Transformation of the gene for hypoxanthine phosphoribosyltransferase

Purified DNA from wild-type Chinese ovary (CHO) cells has been used to transform three hypoxanthine phosphoribosyltransferase (HPRT) deficient murine cell mutants to the enzyme positive state. Transformants appeared at an overall frequency of 5×10^–8 colonies/treated cell and expressed CHO HPRT activity as determined by electrophoresis. One gene recipient, B21, was a newly isolated mutant of LMTK^– deficient in both HPRT and thymidine kinase (TK) activities. Transformation of B21 to HPRT⁺ occurred at 1/5 the frequency of transformation to TK⁺; the latter was, in turn, an order of magnitude lower than that found in the parental LMTK^– cells, 3×10^–6. Thus both clonal and marker-specific factors play a role in determining transformability.
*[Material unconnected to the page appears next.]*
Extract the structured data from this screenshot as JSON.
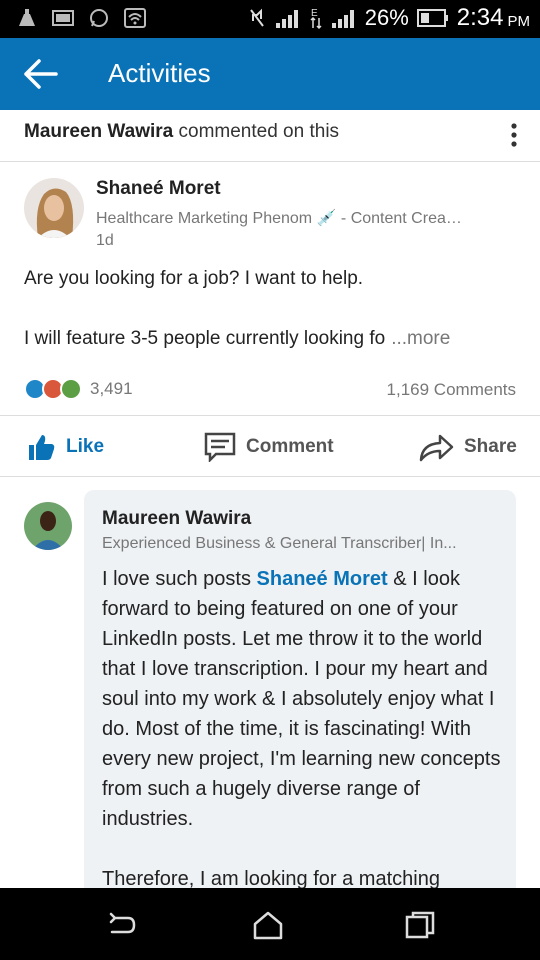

The specific activity of HPRT in transformant extracts ranged from 0.5 to 5 times the CHO level. The rate of loss of the transformant HPRT⁺ phenotype, as measured by fluctuation analysis, was 10^–4/cell/generation. While this value indicates stability compared to many gene transferents, it is much greater than the spontaneous mutation rate at the indigenous locus. The ability to transfer the gene for HPRT into cultured mammalian cells may prove useful for mutational and genetic mapping studies in this well-studied system.